China has ordered the United States to close its consulate in the south-western city of Chengdu in retaliation for the American government forcing China to leave its mission in Houston earlier this week.

“The measure taken by China is a legitimate and necessary response to the unjustified act by the US,” the Chinese Foreign Ministry said in a statement on Friday. “It conforms with international law, the basic norms of international relations, and customary diplomatic practices.”

On Tuesday, the Trump administration ordered China’s consulate in Houston, Texas to close within 72 hours. It alleged Chinese agents tried to steal data from facilities including the Texas A&M medical system. China dismissed the allegation as “malicious slander”.

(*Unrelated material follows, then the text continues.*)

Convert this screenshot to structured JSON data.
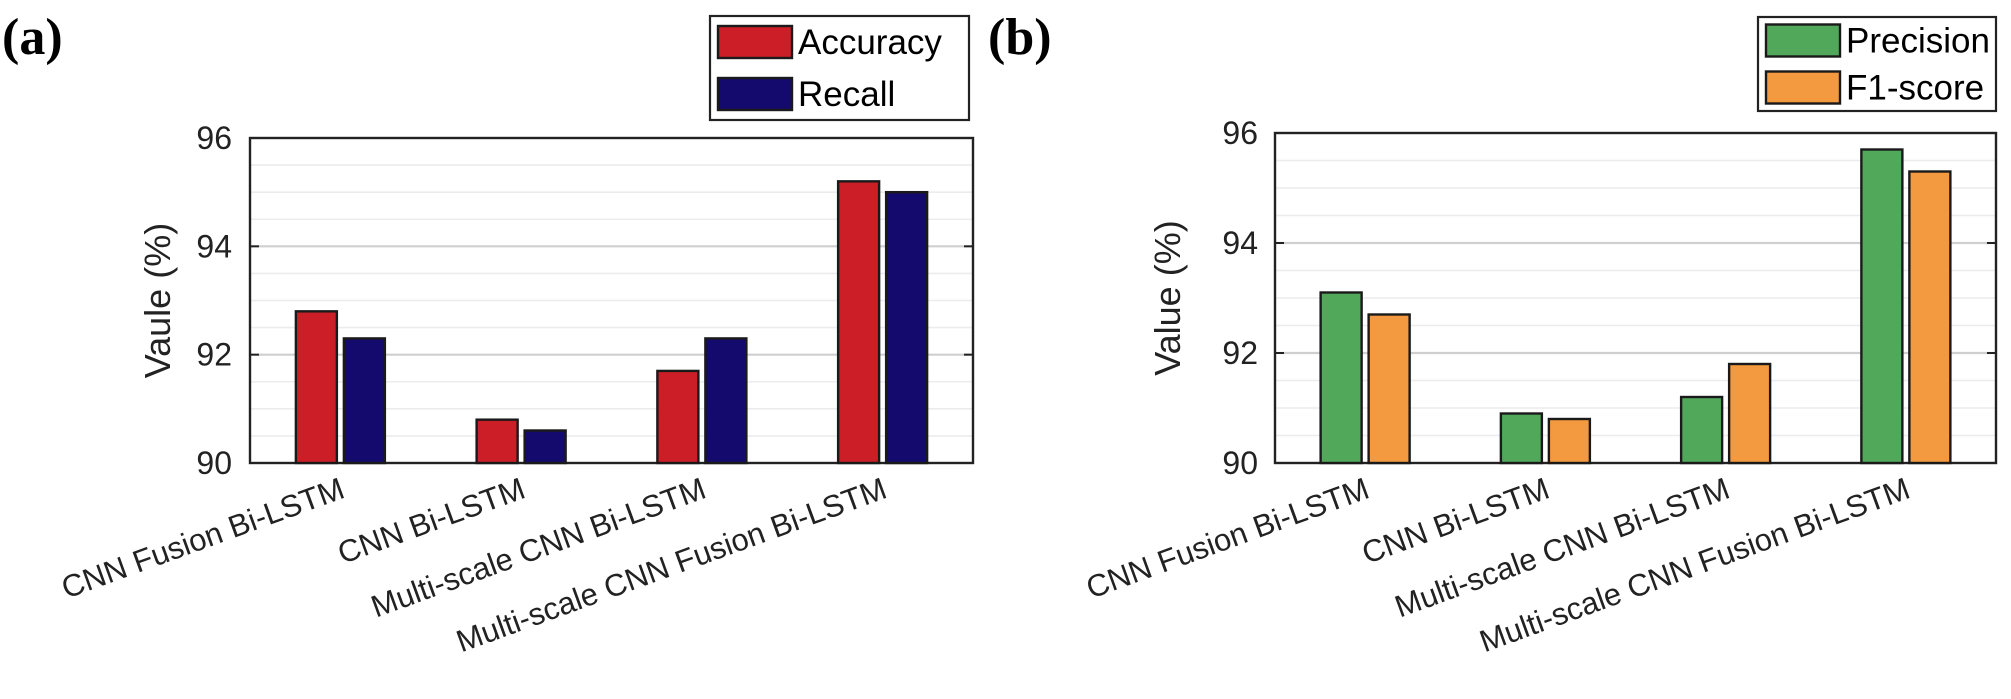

The tit-for-tat closures are one of the biggest threats in years to the increasingly fraught relationship between the US and China, which has worsened in recent months on fronts ranging from trade to the early handling of the coronavirus pandemic. The Chinese Foreign Ministry said it made specific requirements on the ceasing of all operations and events by the consulate.

“The current situation in China-US relations is not what China desires to see, and the US is responsible for all this,” the foreign ministry said. “We once again urge the US to immediately retract its wrong decision and create necessary conditions for bringing the bilateral relationship back on track.”

President Donald Trump said on Thursday that the US trade accord with China – one of the few things holding bilateral ties together – means “much less to me” because of what he called that country’s role in the spread of the coronavirus. Earlier, Chinese Foreign Ministry spokesman Wang Wenbin warned the US to think “carefully” about where the relationship was heading in response to a question about the future of the deal.

US officials have recently stepped up accusations of technology theft by China. In a speech Thursday, Secretary of State Mike Pompeo said some Chinese students and others “come here to steal our intellectual property and to take this back to their country”.

Also on Thursday, the US Justice Department said it believed the Chinese Consulate in San Francisco was harbouring a Chinese researcher, Tang Juan, who is accused of lying about her background in the Communist Party’s military wing on a visa application.

The department announced criminal charges of visa fraud against Ms Tang and three other Chinese researchers.

Authorities this week announced criminal charges against two Chinese computer hackers who are accused of targeting companies that are working on vaccines for the coronavirus.

The US mission in Chengdu, which opened in 1985, covers Sichuan, Yunnan, Guizhou and Chongqing in the country’s south-west. The consulate also serves as a key US listening post for developments in Tibet, where Communist Party efforts to suppress dissent has long been a focus of tensions between China and the West.

In 2012, then-Chongqing police chief Wang Lijun sought refuge in the Chengdu consulate with evidence linking the family of his then boss, former Chongqing party secretary Bo Xilai, to the death of a British businessman. The episode exposed a scandal that would see Bo ousted and his wife convicted of murder, and launched a nationwide anti-corruption campaign.